Ken Loach en compétition, ce n’est pas vraiment une surprise. Deux fois lauréat de la Palme d’Or, il revient exprimer toute sa colère envers les injustices de la société anglaise. Sorry We Missed You est dans la droite lignée de Moi, Daniel Blake : un brûlot contre la précarité de l’emploi qui va avec un capitalisme décomplexé. « L’uberisation de la société » est ici montrée a travers Ricky Turner, qui devient « livreur à son propre compte » – mais doit tenir un rythme de travail infernal, a la merci des ordres d’une société privée et de sacro-saintes statistiques.

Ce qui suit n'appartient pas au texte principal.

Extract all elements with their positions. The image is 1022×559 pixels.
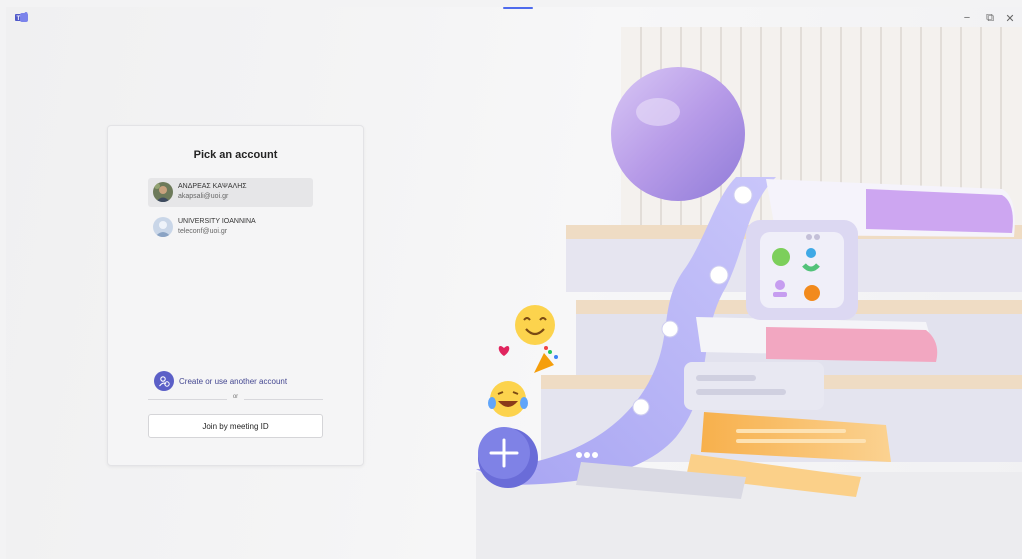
create-account-link[interactable]: Create or use another account — [154, 371, 287, 391]
account-name: UNIVERSITY IOANNINA — [178, 218, 256, 225]
account-email: akapsali@uoi.gr — [178, 193, 229, 200]
teams-window: T − ⧉ ✕ Pick an account ΑΝΔΡΕΑΣ ΚΑΨΑΛΗΣ … — [6, 7, 1022, 559]
or-label: or — [232, 394, 239, 400]
purple-sphere — [611, 67, 745, 201]
account-picker-panel: Pick an account ΑΝΔΡΕΑΣ ΚΑΨΑΛΗΣ akapsali… — [107, 125, 364, 466]
person-placeholder-icon — [153, 217, 173, 237]
add-person-icon — [154, 371, 174, 391]
avatar — [153, 182, 173, 202]
join-by-meeting-id-button[interactable]: Join by meeting ID — [148, 414, 323, 438]
teams-logo-icon: T — [15, 12, 28, 22]
avatar — [153, 217, 173, 237]
person-photo-icon — [153, 182, 173, 202]
teams-welcome-illustration — [476, 27, 1022, 559]
laughing-emoji-icon — [488, 381, 528, 417]
account-name: ΑΝΔΡΕΑΣ ΚΑΨΑΛΗΣ — [178, 183, 247, 190]
heart-icon — [498, 346, 510, 356]
svg-text:T: T — [17, 16, 21, 22]
create-account-label: Create or use another account — [179, 376, 288, 386]
account-item-akapsali[interactable]: ΑΝΔΡΕΑΣ ΚΑΨΑΛΗΣ akapsali@uoi.gr — [148, 178, 313, 207]
divider-right — [244, 399, 323, 400]
smile-emoji-icon — [515, 305, 555, 345]
account-email: teleconf@uoi.gr — [178, 228, 228, 235]
account-item-teleconf[interactable]: UNIVERSITY IOANNINA teleconf@uoi.gr — [148, 213, 313, 242]
divider-left — [148, 399, 227, 400]
party-popper-icon — [534, 346, 558, 373]
panel-title: Pick an account — [193, 149, 278, 161]
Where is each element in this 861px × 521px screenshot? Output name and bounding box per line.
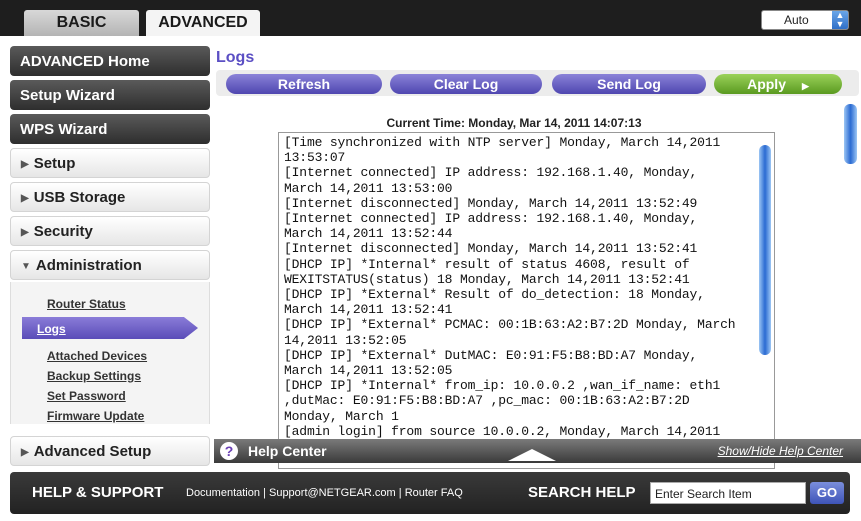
submenu-router-status[interactable]: Router Status	[47, 297, 126, 311]
question-icon: ?	[220, 442, 238, 460]
submenu-logs-selected[interactable]: Logs	[22, 317, 198, 339]
log-line: WEXITSTATUS(status) 18 Monday, March 14,…	[284, 271, 690, 287]
clear-log-button[interactable]: Clear Log	[390, 74, 542, 94]
sidebar-item-setup-wizard[interactable]: Setup Wizard	[10, 80, 210, 110]
page-scrollbar[interactable]: ▲ ▼	[843, 100, 859, 474]
language-select-value: Auto	[784, 13, 809, 27]
expand-arrow-icon[interactable]	[508, 449, 556, 461]
sidebar-item-security[interactable]: ▶ Security	[10, 216, 210, 246]
search-input[interactable]: Enter Search Item	[650, 482, 806, 504]
log-line: [DHCP IP] *External* DutMAC: E0:91:F5:B8…	[284, 347, 698, 363]
router-faq-link[interactable]: Router FAQ	[405, 487, 463, 499]
sidebar-item-setup[interactable]: ▶ Setup	[10, 148, 210, 178]
log-textarea[interactable]: [Time synchronized with NTP server] Mond…	[278, 132, 775, 469]
router-admin-page: BASIC ADVANCED Auto ▲ ▼ ADVANCED Home Set…	[0, 0, 861, 521]
go-button[interactable]: GO	[810, 482, 844, 504]
log-line: March 14,2011 13:52:05	[284, 363, 453, 378]
search-help-title: SEARCH HELP	[528, 484, 636, 501]
help-center-bar[interactable]: ? Help Center Show/Hide Help Center	[214, 439, 861, 463]
triangle-right-icon: ▶	[21, 159, 29, 170]
top-tab-bar: BASIC ADVANCED Auto ▲ ▼	[0, 0, 861, 36]
log-line: [DHCP IP] *External* PCMAC: 00:1B:63:A2:…	[284, 317, 736, 333]
refresh-button[interactable]: Refresh	[226, 74, 382, 94]
sidebar-item-administration[interactable]: ▼ Administration	[10, 250, 210, 280]
sidebar-item-label: USB Storage	[33, 189, 126, 206]
submenu-attached-devices[interactable]: Attached Devices	[47, 349, 147, 363]
submenu-set-password[interactable]: Set Password	[47, 389, 126, 403]
support-links: Documentation | Support@NETGEAR.com | Ro…	[186, 487, 463, 499]
show-hide-help-link[interactable]: Show/Hide Help Center	[718, 444, 843, 458]
log-scroll-thumb[interactable]	[759, 145, 771, 355]
sidebar-item-label: Advanced Setup	[33, 443, 152, 460]
support-email-link[interactable]: Support@NETGEAR.com	[269, 487, 396, 499]
main-content: Logs Refresh Clear Log Send Log Apply ▶ C…	[214, 36, 861, 469]
tab-basic[interactable]: BASIC	[24, 10, 139, 36]
sidebar-item-advanced-setup[interactable]: ▶ Advanced Setup	[10, 436, 210, 466]
log-line: [Internet disconnected] Monday, March 14…	[284, 195, 698, 211]
triangle-right-icon: ▶	[21, 447, 29, 458]
sidebar-item-label: Administration	[35, 257, 142, 274]
documentation-link[interactable]: Documentation	[186, 487, 260, 499]
sidebar-item-wps-wizard[interactable]: WPS Wizard	[10, 114, 210, 144]
help-support-bar: HELP & SUPPORT Documentation | Support@N…	[10, 472, 850, 514]
log-line: ,dutMac: E0:91:F5:B8:BD:A7 ,pc_mac: 00:1…	[284, 393, 690, 409]
triangle-right-icon: ▶	[21, 227, 29, 238]
apply-label: Apply	[747, 76, 786, 92]
sidebar-item-label: Setup	[33, 155, 76, 172]
page-scroll-thumb[interactable]	[844, 104, 857, 164]
triangle-down-icon: ▼	[21, 261, 31, 272]
log-line: [DHCP IP] *External* Result of do_detect…	[284, 287, 705, 302]
log-line: [Internet connected] IP address: 192.168…	[284, 211, 698, 226]
language-select[interactable]: Auto ▲ ▼	[761, 10, 849, 30]
log-line: [Time synchronized with NTP server] Mond…	[284, 135, 721, 150]
log-line: Monday, March 1	[284, 408, 399, 424]
send-log-button[interactable]: Send Log	[552, 74, 706, 94]
submenu-logs: Logs	[37, 322, 66, 336]
log-line: [DHCP IP] *Internal* from_ip: 10.0.0.2 ,…	[284, 378, 721, 394]
log-line: [Internet disconnected] Monday, March 14…	[284, 241, 698, 257]
sidebar-item-advanced-home[interactable]: ADVANCED Home	[10, 46, 210, 76]
log-line: March 14,2011 13:52:41	[284, 302, 453, 318]
sidebar-item-label: Security	[33, 223, 93, 240]
log-line: [Internet connected] IP address: 192.168…	[284, 165, 698, 181]
tab-advanced[interactable]: ADVANCED	[146, 10, 260, 36]
log-line: 13:53:07	[284, 150, 346, 166]
log-line: 14,2011 13:52:05	[284, 332, 407, 348]
log-line: [admin login] from source 10.0.0.2, Mond…	[284, 423, 721, 439]
triangle-right-icon: ▶	[21, 193, 29, 204]
current-time: Current Time: Monday, Mar 14, 2011 14:07…	[386, 116, 642, 130]
triangle-right-icon: ▶	[801, 81, 809, 91]
submenu-firmware-update[interactable]: Firmware Update	[47, 409, 144, 423]
log-line: March 14,2011 13:52:44	[284, 226, 453, 242]
help-support-title: HELP & SUPPORT	[32, 484, 164, 501]
page-title: Logs	[216, 49, 255, 66]
log-scrollbar[interactable]: ▲ ▼	[758, 137, 772, 465]
apply-button[interactable]: Apply ▶	[714, 74, 842, 94]
select-arrows-icon: ▲ ▼	[832, 11, 848, 29]
help-center-title: Help Center	[248, 443, 327, 459]
log-line: March 14,2011 13:53:00	[284, 180, 453, 196]
sidebar-item-usb-storage[interactable]: ▶ USB Storage	[10, 182, 210, 212]
log-line: [DHCP IP] *Internal* result of status 46…	[284, 256, 690, 272]
submenu-backup-settings[interactable]: Backup Settings	[47, 369, 141, 383]
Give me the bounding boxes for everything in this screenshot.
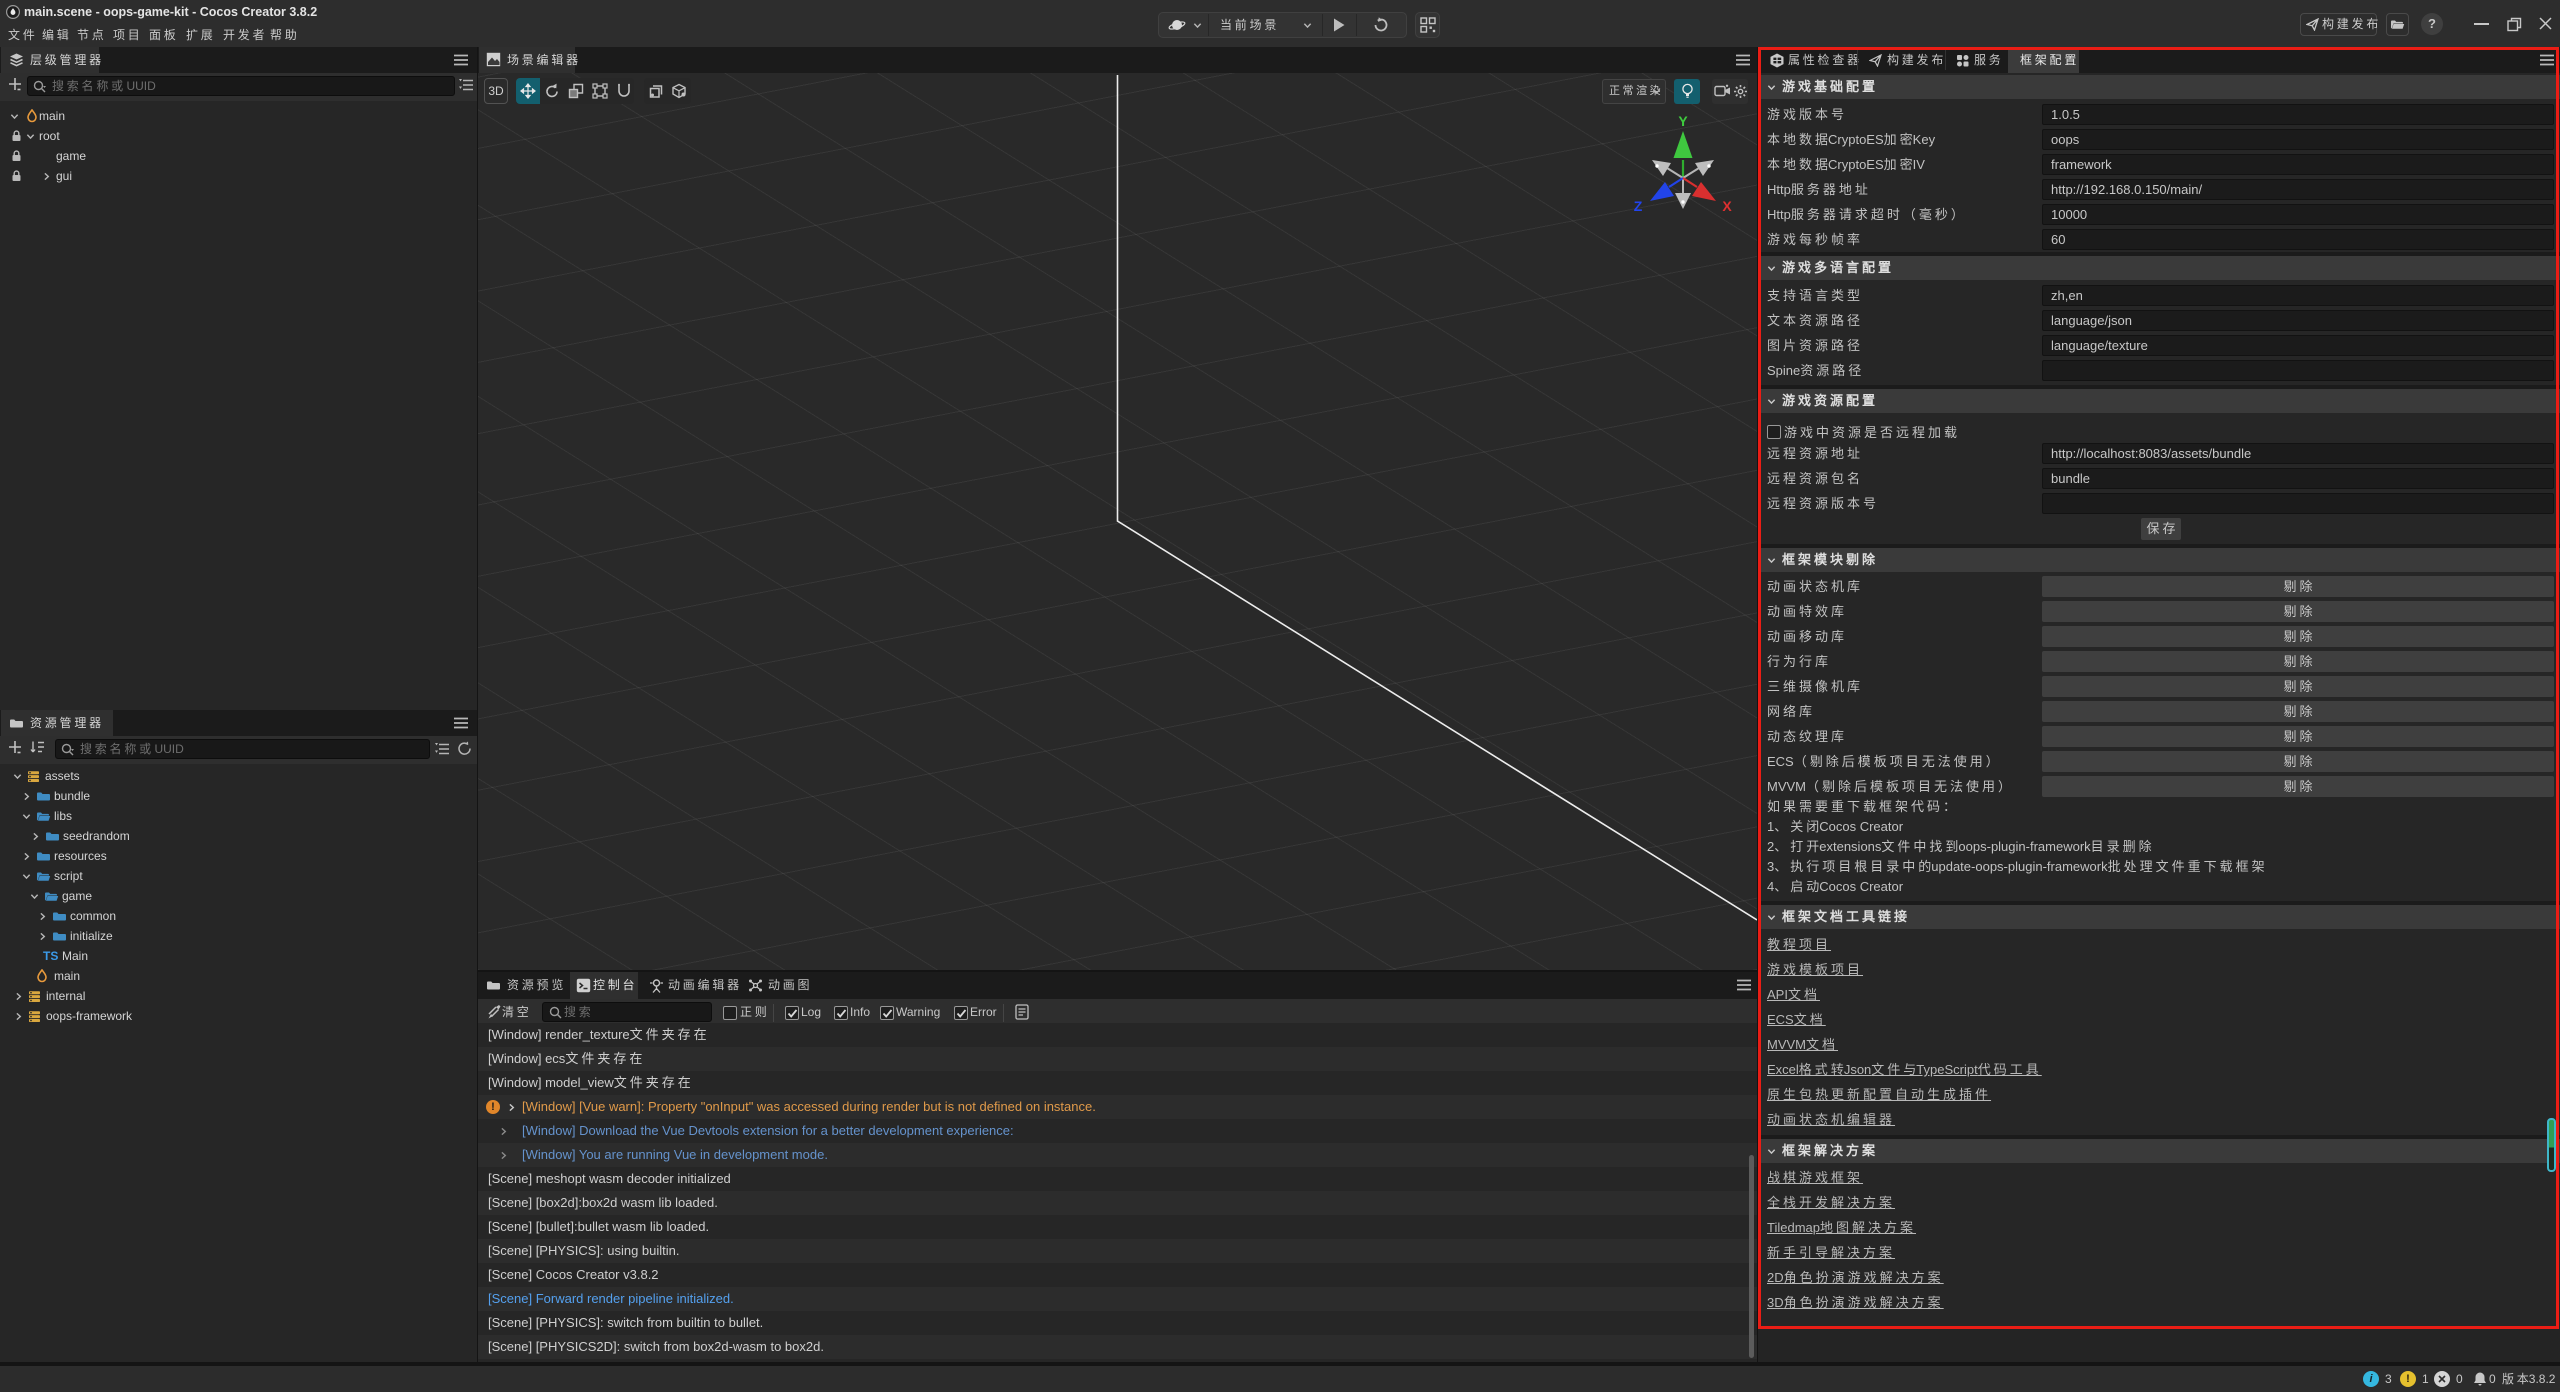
svg-text:Z: Z <box>1634 198 1643 214</box>
svg-text:Y: Y <box>1678 113 1688 129</box>
svg-text:X: X <box>1722 198 1732 214</box>
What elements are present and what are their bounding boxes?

Si le portrait de cette vie de famille peut parfois émouvoir, on peut reprocher à Ken Loach de trop vouloir faire pleurer le spectateur, en mettant ses protagonistes dans des situations de plus en plus humiliantes. Peut-être sommes nous seulement insensibles a ce drame social, comme nous l’avions été pour le précédent film du cinéaste. Reste un style documentaire, hérité du Free Cinéma, très efficace dans la première partie. Saluons aussi la performance des acteurs, non-professionnels mais talentueux, et donc par la même occasion la direction d’acteurs de Ken Loach.

Little Joe – 2.5/5

Little Joe est un de ces films dont on ignore au départ quelle tournure vont prendre les évènements … mais une fois qu’on le sait, tout devient beaucoup moins intéressant. Ou tout du moins, Jessica Hausner semble avoir du mal à tenir son propos pendant près de deux heures. Il est question ici de plantes génétiquement modifiées pour rendre leurs propriétaires heureux, mais qui vont se révéler beaucoup plus dangereuses que prévu, en modifiant en profondeur le caractères de ceux qui inhalent son pollen.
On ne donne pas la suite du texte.